The WikiLeaks founder said he had “pled guilty to journalism” following a plea deal that granted him freedom in June. He called his speech to European lawmakers a “profound shift” after years of confinement.
WikiLeaks founder Julian Assange gave his first public remarks on Tuesday since his release from a UK prison in June.
Speaking before the legal affairs and human rights committee of the Parliamentary Assembly of the Council of Europe in Strasbourg, France, Assange addressed the protracted legal battle that had defined his life for over a decade.
“I am not free today because the system worked,” Assange told lawmakers from 46 countries. “I am free today after years of incarceration because I pled guilty to journalism.”
He added: “I pled guilty to seeking information from a source. I pled guilty to obtaining information from a source. And I pled guilty to informing the public what that information was.”
Assange said that moving from confinement in the Ecuadorian Embassy in London to British prison to addressing the council was a “profound and surreal shift,” adding that the last few years had been a “relentless struggle to stay alive, both physically and mentally.”
Long legal battle
After his release three months earlier, his wife Stella Assange said that the famous whistleblower needed time to recuperate physically from his stay in the UK’s maximum security Belmarsh Prison, where he was kept in solitary confinement.
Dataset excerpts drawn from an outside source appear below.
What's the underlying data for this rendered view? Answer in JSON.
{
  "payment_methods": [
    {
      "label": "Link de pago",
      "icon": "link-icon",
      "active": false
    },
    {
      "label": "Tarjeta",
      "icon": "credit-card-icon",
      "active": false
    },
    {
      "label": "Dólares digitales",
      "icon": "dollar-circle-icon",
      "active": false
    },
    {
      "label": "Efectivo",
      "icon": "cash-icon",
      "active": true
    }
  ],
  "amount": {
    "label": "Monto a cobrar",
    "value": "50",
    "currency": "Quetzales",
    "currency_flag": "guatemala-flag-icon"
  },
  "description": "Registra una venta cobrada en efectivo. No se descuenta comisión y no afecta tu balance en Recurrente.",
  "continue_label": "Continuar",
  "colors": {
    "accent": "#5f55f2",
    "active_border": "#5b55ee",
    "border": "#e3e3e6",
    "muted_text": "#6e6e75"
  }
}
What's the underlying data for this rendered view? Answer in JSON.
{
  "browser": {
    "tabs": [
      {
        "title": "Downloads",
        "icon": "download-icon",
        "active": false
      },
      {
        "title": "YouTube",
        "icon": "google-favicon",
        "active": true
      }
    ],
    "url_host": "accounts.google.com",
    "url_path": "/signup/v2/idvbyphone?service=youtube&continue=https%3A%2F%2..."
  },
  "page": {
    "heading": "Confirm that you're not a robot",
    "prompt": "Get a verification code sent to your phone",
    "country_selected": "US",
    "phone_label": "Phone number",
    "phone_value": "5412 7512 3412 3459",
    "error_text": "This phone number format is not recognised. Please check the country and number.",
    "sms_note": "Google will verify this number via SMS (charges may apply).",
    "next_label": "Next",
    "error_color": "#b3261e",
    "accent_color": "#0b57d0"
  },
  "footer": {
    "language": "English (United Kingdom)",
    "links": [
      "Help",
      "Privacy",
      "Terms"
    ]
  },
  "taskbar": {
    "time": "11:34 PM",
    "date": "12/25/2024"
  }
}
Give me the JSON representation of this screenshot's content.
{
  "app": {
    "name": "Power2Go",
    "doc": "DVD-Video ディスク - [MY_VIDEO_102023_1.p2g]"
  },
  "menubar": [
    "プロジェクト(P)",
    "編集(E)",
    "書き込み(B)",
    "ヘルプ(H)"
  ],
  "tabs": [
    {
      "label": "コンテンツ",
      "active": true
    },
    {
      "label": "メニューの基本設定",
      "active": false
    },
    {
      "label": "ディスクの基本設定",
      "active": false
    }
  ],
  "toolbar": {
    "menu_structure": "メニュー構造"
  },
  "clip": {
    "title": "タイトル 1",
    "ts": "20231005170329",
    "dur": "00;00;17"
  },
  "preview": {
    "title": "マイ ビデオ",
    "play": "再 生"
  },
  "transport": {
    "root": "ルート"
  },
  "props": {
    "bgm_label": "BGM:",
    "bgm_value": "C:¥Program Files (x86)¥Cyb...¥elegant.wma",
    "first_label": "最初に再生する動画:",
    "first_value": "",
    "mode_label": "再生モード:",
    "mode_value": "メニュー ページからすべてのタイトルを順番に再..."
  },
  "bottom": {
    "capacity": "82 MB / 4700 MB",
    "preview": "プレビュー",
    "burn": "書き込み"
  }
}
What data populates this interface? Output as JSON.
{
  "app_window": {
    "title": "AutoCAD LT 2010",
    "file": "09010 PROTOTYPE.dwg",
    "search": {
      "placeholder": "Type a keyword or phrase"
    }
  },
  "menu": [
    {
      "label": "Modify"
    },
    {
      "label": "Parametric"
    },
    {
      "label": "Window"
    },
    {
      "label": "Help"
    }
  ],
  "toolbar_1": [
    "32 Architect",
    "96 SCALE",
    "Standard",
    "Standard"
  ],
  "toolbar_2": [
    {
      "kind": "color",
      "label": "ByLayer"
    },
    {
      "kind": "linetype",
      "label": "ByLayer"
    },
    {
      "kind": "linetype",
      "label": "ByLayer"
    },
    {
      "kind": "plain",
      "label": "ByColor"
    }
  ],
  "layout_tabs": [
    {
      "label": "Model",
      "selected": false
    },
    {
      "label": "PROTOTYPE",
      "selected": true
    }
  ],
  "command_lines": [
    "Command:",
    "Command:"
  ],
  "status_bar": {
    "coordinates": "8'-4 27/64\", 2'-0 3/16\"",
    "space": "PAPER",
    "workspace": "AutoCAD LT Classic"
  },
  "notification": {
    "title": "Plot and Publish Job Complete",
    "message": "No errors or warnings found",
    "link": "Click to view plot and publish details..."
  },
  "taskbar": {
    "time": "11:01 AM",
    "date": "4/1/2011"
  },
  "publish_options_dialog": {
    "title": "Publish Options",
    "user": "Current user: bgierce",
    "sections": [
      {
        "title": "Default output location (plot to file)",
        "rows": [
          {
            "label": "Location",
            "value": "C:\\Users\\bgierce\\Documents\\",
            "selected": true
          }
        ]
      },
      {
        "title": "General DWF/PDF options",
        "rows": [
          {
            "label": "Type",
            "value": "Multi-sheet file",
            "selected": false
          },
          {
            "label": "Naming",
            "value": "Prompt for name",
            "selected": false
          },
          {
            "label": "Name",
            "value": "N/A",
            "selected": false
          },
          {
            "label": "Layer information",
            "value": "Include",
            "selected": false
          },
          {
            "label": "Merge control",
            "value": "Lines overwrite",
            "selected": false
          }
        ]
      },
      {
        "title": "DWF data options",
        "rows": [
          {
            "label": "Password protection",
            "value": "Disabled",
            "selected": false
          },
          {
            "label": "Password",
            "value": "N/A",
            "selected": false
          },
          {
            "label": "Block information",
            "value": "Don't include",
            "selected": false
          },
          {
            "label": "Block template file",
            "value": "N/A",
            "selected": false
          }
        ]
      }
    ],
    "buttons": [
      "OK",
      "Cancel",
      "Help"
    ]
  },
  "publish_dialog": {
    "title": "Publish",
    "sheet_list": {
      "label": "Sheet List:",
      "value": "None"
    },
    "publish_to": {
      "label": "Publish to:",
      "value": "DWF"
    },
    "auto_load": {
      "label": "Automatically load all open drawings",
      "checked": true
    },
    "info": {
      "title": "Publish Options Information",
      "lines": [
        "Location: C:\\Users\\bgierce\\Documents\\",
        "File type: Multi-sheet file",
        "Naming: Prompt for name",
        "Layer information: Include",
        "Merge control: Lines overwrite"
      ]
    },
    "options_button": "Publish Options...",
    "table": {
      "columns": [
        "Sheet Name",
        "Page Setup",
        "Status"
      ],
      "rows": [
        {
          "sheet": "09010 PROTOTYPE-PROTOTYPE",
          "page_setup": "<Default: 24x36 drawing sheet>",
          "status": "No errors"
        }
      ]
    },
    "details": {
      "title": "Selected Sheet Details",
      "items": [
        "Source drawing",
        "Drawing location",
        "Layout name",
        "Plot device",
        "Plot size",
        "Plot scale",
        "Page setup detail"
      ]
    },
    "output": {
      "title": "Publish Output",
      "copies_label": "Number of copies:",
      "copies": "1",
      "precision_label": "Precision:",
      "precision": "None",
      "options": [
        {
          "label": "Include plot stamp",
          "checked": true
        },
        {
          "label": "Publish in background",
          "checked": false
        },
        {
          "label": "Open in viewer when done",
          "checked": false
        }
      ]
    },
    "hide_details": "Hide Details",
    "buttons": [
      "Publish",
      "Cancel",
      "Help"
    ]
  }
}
WikiLeaks became a household name in 2010, when it published top secret files from the US wars in Iraq and Afghanistan, including evidence of potential war crimes on the part of US service members.
Being sought in Sweden on sexual assault allegations and by the US for an espionage investigation, Assange took asylum in Ecuador’s Embassy in 2012. However, he was dragged out in 2019 following years of souring relations with the Ecuadorian government and what critics called an increasing tendancy to peddle conspiracy theories.
He was sent to London’s Belmarsh prison for skipping bail, and fought US extradition for several years. He was released in June after agreeing to plead guilty to publishing secret US military documents and sentenced to time served in the UK.
Following the plea deal, he returned to his native Australia a free man.